- Shikar Beh Location within Himachal Pradesh

Highest point
- Elevation: 6,200 m (20,300 ft)
- Prominence: 2,223 m (7,293 ft)
- Isolation: 31.35 km (19.48 mi)
- Listing: Ultra
- Coordinates: 32°25′N 77°4′E﻿ / ﻿32.417°N 77.067°E

Geography
- Country: India
- State: Himachal Pradesh
- Parent range: Punjab Himalayas

= Shikar Beh =

Shikar Beh is a mountain located in Himachal Pradesh, India. It is an ultra-prominent peak and is the 142nd highest in Asia. It has an elevation of 6,200 m.

== History ==
In 1955, the Royal Air Force Mountaineering Association underwent an expedition to climb several unnamed peaks north of Manali in India. A documentary directed by Vic Bray called “Wings on the Himalayas” was created in the same year in collaboration with the Royal Air Force Mountaineering Association, which shows the team climbing three other mountains in the area. Taragiri, Tambu, and Ashagiri. They managed to reach the ‘Summit Cone’ of the Shikar Beh mountain.

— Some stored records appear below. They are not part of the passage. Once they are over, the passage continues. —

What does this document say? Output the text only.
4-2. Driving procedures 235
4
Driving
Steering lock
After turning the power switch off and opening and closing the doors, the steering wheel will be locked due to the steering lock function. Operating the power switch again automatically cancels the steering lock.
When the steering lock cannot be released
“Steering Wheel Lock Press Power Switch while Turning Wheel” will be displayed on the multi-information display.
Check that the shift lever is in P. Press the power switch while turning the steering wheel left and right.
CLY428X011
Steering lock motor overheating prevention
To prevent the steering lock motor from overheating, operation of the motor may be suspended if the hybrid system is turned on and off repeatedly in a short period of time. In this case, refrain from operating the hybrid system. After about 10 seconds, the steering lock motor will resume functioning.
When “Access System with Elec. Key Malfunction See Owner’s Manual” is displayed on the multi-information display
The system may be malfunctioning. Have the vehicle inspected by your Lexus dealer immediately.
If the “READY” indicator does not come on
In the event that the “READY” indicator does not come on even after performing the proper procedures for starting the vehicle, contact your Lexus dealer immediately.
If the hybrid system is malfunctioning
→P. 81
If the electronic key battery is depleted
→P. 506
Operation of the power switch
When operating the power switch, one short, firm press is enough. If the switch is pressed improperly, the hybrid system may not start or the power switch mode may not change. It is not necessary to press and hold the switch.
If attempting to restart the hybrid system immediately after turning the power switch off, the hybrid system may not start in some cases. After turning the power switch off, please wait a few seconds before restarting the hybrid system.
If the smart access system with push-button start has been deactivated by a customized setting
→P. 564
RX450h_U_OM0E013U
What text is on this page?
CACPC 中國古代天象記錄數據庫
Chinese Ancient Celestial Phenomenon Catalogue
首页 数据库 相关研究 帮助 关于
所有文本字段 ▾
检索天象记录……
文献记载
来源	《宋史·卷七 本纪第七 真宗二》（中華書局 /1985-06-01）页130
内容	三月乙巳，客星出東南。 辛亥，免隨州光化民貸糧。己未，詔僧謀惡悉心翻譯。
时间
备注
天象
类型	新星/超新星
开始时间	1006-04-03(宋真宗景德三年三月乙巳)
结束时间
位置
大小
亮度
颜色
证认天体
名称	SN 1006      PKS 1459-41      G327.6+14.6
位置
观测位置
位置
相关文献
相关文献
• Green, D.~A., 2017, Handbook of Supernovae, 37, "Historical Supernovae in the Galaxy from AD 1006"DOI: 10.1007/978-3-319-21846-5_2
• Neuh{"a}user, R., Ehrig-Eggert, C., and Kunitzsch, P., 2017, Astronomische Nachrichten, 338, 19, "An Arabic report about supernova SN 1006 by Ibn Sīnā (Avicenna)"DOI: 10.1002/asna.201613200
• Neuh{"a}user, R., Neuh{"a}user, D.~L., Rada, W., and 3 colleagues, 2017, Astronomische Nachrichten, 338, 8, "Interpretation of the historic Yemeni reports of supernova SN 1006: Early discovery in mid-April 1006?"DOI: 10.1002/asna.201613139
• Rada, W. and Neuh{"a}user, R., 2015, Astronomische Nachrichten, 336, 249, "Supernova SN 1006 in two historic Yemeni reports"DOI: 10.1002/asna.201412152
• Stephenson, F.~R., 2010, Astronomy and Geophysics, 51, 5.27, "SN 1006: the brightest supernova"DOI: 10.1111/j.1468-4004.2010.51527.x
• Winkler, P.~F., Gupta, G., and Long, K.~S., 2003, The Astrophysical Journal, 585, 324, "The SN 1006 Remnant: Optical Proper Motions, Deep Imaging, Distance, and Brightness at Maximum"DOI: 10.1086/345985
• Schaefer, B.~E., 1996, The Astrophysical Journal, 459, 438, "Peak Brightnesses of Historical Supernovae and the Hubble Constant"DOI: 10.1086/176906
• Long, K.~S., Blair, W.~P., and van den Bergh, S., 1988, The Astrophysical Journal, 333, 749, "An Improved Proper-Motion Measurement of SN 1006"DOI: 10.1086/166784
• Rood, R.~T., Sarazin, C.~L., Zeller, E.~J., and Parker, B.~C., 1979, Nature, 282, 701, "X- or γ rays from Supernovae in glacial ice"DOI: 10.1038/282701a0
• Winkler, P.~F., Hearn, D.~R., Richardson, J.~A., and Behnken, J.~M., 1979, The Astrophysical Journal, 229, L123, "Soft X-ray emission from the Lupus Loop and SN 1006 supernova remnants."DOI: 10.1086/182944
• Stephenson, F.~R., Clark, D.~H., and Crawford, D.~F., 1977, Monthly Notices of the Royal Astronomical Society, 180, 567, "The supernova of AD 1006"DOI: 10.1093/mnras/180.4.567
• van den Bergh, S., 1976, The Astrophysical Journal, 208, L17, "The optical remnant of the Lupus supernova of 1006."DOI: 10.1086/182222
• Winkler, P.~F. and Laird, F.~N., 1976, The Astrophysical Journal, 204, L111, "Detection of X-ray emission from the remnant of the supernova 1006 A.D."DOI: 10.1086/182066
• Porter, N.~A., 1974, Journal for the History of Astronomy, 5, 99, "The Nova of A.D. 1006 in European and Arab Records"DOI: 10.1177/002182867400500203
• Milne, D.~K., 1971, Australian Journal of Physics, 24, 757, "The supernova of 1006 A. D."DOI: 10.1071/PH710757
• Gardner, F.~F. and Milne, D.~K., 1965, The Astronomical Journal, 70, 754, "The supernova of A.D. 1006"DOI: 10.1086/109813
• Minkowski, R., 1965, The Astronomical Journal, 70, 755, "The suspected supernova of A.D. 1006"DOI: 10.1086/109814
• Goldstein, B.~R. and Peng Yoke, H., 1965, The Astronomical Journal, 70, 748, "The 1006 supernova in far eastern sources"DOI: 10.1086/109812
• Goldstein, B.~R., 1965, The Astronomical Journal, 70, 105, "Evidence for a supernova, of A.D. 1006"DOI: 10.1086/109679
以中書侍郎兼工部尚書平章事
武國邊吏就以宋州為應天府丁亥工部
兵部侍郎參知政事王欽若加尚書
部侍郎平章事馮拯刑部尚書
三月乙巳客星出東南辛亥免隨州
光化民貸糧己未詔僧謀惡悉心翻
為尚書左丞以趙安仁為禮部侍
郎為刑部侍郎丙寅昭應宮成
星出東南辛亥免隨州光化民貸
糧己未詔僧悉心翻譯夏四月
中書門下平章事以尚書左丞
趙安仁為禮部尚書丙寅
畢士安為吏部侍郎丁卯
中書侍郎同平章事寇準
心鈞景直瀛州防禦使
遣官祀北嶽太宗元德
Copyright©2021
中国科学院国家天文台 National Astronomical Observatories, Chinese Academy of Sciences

In 1973, a Japanese team summited the mountain, but later expeditions found crevices making the summit almost impossible to reach.

On June 25, 2024, 9 mountaineers, including 6 sherpas and 2 base camp members, became the first people to summit Gupt Parvat. After summiting the mountain, the decided to try and summit Shikar Beh, but at around 200 meters from the summit, they encountered a lot of crevices, making it almost impossible to reach the summit.

Several other expeditions from Japan, Italy, and India also took place.